しかし明らかなウソであっても、保利はそれを貫き通さなければならなかった。
なぜなら女は陰陽師の素質があっても、なることはできなかったのである。
性別を偽り、陰陽師になろうなどお家取り潰しとなっても文句は言えない。むしろそれで済めば御の字だろう。
もっとも加茂家を陰陽師の頂点として知らしめたい保利に受け入れられようはずもないが。
衝撃の展開にぎゃあぎゃあ騒ぎ合う2人と1匹。
そんな3人に化け蟹の放ったいくつもの泡が、ふわふわと音もなく忍び寄る。
それにいち早く反応したのは晴士の式神、コンだった。
「ご主人様っ!」
めずらしく語尾にコンをつけなかった彼女は、主人に危険を知らせると同時に狐火を放つ。

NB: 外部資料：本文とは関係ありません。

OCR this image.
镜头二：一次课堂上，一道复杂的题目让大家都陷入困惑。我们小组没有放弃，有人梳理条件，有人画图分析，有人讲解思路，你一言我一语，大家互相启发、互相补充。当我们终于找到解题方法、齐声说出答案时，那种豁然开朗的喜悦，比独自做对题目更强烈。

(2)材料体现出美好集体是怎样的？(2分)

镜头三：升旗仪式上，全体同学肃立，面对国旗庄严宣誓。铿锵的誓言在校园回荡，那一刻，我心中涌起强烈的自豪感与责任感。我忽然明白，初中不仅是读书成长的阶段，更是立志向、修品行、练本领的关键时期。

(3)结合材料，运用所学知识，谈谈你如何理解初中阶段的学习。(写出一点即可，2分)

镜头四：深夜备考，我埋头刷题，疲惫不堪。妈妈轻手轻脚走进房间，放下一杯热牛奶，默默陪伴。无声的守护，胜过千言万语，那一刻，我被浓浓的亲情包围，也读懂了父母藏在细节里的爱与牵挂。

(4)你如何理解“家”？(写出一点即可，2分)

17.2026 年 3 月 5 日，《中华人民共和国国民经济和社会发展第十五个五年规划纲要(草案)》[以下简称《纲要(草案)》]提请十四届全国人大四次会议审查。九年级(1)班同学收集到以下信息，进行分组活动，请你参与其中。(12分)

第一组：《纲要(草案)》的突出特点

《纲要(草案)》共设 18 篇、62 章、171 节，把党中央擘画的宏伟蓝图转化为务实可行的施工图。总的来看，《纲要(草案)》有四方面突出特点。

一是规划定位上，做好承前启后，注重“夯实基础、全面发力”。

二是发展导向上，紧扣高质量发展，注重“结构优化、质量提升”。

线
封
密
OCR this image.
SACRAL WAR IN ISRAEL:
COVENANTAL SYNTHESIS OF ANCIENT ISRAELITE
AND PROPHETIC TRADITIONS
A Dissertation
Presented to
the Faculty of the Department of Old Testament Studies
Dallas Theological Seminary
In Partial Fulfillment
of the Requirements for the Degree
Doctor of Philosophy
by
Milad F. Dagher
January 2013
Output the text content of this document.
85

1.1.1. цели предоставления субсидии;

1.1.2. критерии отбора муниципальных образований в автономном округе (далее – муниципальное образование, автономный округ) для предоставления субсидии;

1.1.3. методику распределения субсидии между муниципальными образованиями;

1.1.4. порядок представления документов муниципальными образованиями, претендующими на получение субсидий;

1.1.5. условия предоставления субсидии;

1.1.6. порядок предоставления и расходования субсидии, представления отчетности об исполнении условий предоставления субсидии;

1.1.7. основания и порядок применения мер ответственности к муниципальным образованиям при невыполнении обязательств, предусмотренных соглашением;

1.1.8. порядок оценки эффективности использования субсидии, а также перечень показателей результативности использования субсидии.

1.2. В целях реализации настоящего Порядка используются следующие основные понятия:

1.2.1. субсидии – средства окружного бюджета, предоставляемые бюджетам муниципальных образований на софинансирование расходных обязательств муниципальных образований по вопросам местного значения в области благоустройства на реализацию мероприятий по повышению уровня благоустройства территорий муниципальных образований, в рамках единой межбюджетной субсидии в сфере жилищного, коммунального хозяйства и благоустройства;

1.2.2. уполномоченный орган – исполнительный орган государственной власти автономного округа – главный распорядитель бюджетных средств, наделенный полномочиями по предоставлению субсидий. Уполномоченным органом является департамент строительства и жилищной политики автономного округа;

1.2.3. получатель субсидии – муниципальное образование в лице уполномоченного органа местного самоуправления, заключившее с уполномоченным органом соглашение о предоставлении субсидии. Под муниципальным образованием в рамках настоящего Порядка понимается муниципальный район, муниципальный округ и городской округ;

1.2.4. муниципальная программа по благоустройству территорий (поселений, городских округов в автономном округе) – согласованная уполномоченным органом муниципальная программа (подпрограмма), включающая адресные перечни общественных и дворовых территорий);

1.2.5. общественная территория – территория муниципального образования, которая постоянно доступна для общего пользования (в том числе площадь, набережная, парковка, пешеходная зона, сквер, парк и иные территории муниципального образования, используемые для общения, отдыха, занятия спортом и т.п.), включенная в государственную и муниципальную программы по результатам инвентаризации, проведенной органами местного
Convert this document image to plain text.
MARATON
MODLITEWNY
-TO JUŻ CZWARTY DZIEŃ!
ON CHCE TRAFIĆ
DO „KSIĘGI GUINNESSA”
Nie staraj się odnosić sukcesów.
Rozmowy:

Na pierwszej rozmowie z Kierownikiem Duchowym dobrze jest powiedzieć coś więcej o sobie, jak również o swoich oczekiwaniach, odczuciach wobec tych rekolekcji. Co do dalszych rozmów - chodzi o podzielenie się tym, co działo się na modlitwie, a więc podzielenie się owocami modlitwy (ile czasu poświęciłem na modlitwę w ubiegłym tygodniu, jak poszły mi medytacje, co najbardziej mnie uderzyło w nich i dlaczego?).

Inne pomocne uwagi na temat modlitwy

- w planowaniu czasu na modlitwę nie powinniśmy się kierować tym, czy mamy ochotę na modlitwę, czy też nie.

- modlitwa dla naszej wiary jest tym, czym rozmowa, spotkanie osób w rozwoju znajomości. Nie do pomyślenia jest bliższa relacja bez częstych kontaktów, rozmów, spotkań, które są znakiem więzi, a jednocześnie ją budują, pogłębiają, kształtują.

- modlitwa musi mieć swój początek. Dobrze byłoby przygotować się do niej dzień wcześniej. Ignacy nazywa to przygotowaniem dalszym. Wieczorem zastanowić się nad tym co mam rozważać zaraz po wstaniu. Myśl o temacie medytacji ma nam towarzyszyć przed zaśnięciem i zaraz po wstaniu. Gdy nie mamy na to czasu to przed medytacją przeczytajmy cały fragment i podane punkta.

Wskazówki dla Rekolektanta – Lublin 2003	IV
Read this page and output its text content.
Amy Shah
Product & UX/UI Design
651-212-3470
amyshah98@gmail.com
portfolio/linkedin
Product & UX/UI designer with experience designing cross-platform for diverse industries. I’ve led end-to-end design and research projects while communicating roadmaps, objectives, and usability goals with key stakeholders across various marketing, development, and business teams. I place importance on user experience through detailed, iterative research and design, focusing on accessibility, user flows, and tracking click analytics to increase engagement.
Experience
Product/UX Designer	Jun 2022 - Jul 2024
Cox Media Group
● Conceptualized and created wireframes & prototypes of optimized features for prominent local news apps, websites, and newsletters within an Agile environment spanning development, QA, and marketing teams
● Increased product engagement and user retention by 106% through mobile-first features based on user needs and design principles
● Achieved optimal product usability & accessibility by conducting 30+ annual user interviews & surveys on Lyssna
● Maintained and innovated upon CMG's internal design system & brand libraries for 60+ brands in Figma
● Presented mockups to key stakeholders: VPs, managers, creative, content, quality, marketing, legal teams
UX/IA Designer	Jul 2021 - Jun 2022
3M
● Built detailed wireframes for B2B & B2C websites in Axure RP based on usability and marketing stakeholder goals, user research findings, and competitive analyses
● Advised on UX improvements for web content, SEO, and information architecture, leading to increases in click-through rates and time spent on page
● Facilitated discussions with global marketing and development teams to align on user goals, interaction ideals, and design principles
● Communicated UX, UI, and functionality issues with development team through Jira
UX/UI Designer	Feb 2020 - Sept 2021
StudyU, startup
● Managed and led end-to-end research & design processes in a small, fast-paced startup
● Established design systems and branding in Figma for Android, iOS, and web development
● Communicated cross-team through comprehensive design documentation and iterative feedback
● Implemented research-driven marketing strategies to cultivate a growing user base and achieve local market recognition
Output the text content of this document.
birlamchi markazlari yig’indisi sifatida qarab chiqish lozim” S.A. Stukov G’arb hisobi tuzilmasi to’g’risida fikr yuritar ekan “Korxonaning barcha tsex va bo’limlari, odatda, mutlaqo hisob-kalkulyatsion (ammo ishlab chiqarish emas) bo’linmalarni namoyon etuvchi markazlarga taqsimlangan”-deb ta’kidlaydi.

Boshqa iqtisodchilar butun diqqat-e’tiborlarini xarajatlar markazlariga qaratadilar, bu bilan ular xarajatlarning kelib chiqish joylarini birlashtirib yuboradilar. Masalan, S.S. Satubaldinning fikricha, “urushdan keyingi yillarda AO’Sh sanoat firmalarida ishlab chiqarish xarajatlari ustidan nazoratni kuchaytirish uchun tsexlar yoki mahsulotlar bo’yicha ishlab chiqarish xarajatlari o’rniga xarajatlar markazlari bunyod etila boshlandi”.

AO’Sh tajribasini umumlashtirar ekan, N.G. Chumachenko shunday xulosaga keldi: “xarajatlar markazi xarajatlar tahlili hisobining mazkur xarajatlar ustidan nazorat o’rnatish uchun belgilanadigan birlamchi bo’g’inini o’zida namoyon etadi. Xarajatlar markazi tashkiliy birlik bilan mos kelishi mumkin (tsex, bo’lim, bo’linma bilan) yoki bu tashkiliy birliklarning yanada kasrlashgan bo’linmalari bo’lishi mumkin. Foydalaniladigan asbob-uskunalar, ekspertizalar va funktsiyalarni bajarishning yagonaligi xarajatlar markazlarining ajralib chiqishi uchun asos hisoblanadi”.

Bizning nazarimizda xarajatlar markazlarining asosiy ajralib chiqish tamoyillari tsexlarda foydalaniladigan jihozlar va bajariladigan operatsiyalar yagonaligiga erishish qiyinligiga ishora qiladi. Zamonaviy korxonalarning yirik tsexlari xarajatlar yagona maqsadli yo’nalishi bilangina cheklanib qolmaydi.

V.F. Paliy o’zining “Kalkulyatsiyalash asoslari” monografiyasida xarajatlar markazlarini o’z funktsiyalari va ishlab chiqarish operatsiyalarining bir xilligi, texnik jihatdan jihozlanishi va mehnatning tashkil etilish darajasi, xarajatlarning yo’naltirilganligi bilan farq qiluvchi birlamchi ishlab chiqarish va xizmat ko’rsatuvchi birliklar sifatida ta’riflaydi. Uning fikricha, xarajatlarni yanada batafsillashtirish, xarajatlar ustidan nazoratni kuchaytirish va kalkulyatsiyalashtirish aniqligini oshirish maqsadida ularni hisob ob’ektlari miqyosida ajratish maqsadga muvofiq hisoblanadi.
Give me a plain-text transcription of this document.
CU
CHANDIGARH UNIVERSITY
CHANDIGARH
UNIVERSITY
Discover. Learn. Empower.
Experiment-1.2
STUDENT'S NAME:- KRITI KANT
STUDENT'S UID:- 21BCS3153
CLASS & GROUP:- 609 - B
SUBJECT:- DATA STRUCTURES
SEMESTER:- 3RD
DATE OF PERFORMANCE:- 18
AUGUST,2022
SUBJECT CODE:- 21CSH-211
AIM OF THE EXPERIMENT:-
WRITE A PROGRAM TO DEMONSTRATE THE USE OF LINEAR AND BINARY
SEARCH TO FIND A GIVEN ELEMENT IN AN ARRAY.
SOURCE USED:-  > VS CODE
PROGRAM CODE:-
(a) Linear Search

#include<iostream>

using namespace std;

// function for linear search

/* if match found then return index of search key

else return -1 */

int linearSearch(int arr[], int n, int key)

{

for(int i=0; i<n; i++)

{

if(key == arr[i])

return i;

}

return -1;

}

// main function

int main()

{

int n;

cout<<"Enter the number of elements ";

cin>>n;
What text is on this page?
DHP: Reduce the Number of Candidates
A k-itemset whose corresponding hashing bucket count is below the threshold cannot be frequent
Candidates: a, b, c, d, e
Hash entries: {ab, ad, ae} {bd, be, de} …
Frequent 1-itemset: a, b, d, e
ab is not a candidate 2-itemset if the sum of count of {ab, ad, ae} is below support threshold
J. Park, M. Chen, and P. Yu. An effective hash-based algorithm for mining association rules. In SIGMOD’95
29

それに合わせて晴士は保利をお姫様抱っこで抱えてその場を離れる。
素早く移動した晴士の背後で狐火が燃え盛り、いくつかの泡がはじけて消える。
狐火1つで複数の泡を消したのは見事だが、それでも化け蟹の泡はまだまだ残っている。
コンもすぐに後退して晴士と安全地帯まで避難する。
「よし、これだけ離れればしばらく大丈夫だろう。ケガはない、保利さ・・・イテッ!?」
「い、いつまで私を抱えているつもりだ、この無礼者!
 私は由緒正しい加茂家の血に連なるものだぞ!?この程度のこと、何でもないわっ!?」
食われる寸前であったを棚に上げ、晴士から逃げるように離れる保利。
しかししっかり胸を押さえていたり顔を赤くしていたりで、言うほど迫力が伝わってこない。
それどころか何か微笑ましいものを感じてしまうくらいだ。
これくらい元気なら、ここから避難するくらいはできるだろう。